1Institute of Image Communication and Network Engineering, Shanghai Jiao Tong University, Shanghai, China
2Future Medianet Innovation Center, Shanghai, China

Correspondence should be addressed to Li Song

Received 25 May 2017; Revised 31 July 2017; Accepted 7 September 2017; Published 12 November 2017

Academic Editor: XiangLong Liu

Copyright © 2017 Xuchao Lu et al. This is an open access article distributed under the Creative Commons Attribution License, which permits unrestricted use, distribution, and reproduction in any medium, provided the original work is properly cited.

Abstract

With the fast growing number of images uploaded every day, efficient content-based image retrieval becomes important. Hashing method, which means representing images in binary codes and using Hamming distance to judge similarity, is widely accepted for its advantage in storage and searching speed.
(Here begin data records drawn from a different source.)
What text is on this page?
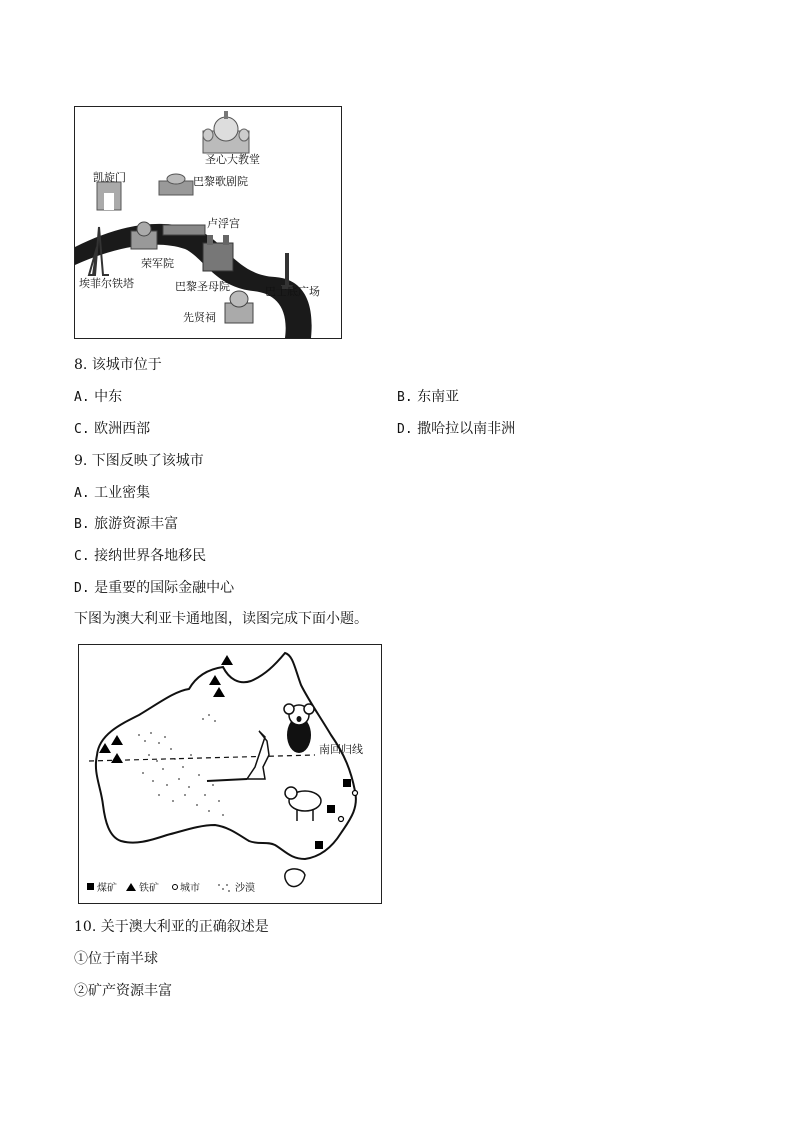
圣心大教堂
凯旋门	巴黎歌剧院
卢浮宫
埃菲尔铁塔
荣军院
巴黎圣母院	巴士底广场
先贤祠
8. 该城市位于
A. 中东	B. 东南亚
C. 欧洲西部	D. 撒哈拉以南非洲
9. 下图反映了该城市
A. 工业密集
B. 旅游资源丰富
C. 接纳世界各地移民
D. 是重要的国际金融中心
下图为澳大利亚卡通地图，读图完成下面小题。
南回归线
煤矿 铁矿 城市	沙漠
10. 关于澳大利亚的正确叙述是
①位于南半球
②矿产资源丰富
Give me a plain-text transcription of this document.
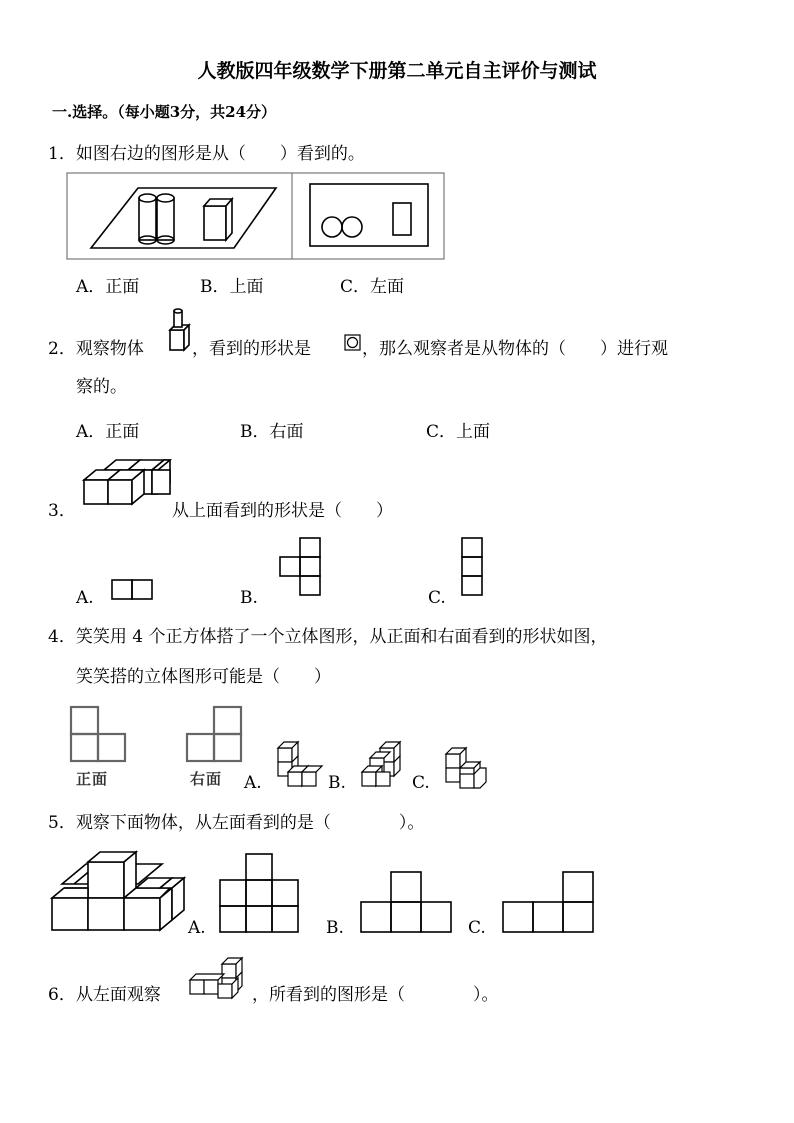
人教版四年级数学下册第二单元自主评价与测试
一.选择。（每小题3分，共24分）
1．如图右边的图形是从（　　）看到的。
A．正面	B．上面	C．左面
2．观察物体	，看到的形状是	，那么观察者是从物体的（　　）进行观
察的。
A．正面	B．右面	C．上面
3．	从上面看到的形状是（　　）
A.	B.	C.
4．笑笑用 4 个正方体搭了一个立体图形，从正面和右面看到的形状如图，
笑笑搭的立体图形可能是（　　）
正面	右面 A.	B.	C.
5．观察下面物体，从左面看到的是（　　　　）。
A.	B.	C.
6．从左面观察	，所看到的图形是（　　　　）。
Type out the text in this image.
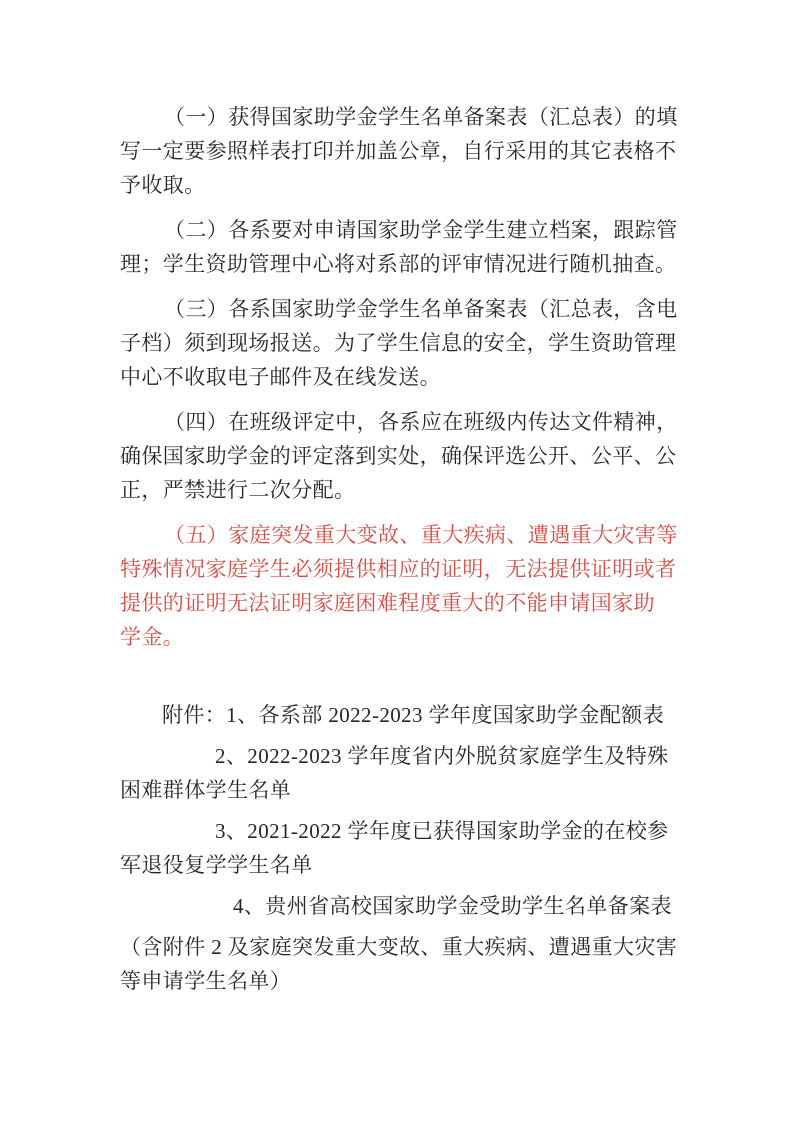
（一）获得国家助学金学生名单备案表（汇总表）的填
写一定要参照样表打印并加盖公章，自行采用的其它表格不
予收取。

（二）各系要对申请国家助学金学生建立档案，跟踪管
理；学生资助管理中心将对系部的评审情况进行随机抽查。

（三）各系国家助学金学生名单备案表（汇总表，含电
子档）须到现场报送。为了学生信息的安全，学生资助管理
中心不收取电子邮件及在线发送。

（四）在班级评定中，各系应在班级内传达文件精神，
确保国家助学金的评定落到实处，确保评选公开、公平、公
正，严禁进行二次分配。

（五）家庭突发重大变故、重大疾病、遭遇重大灾害等
特殊情况家庭学生必须提供相应的证明，无法提供证明或者
提供的证明无法证明家庭困难程度重大的不能申请国家助
学金。

附件：1、各系部 2022-2023 学年度国家助学金配额表

2、2022-2023 学年度省内外脱贫家庭学生及特殊
困难群体学生名单

3、2021-2022 学年度已获得国家助学金的在校参
军退役复学学生名单

4、贵州省高校国家助学金受助学生名单备案表

（含附件 2 及家庭突发重大变故、重大疾病、遭遇重大灾害
等申请学生名单）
A good binary representation method for images is the determining factor of image retrieval. In this paper, we propose a new deep hashing method for efficient image retrieval. We propose an algorithm to calculate the target hash code which indicates the relationship between images of different contents. Then the target hash code is fed to the deep network for training. Two variants of deep network, DBR and DBR-v3, are proposed for different size and scale of image database. After training, our deep network can produce hash codes with large Hamming distance for images of different contents. Experiments on standard image retrieval benchmarks show that our method outperforms other state-of-the-art methods including unsupervised, supervised, and deep hashing methods.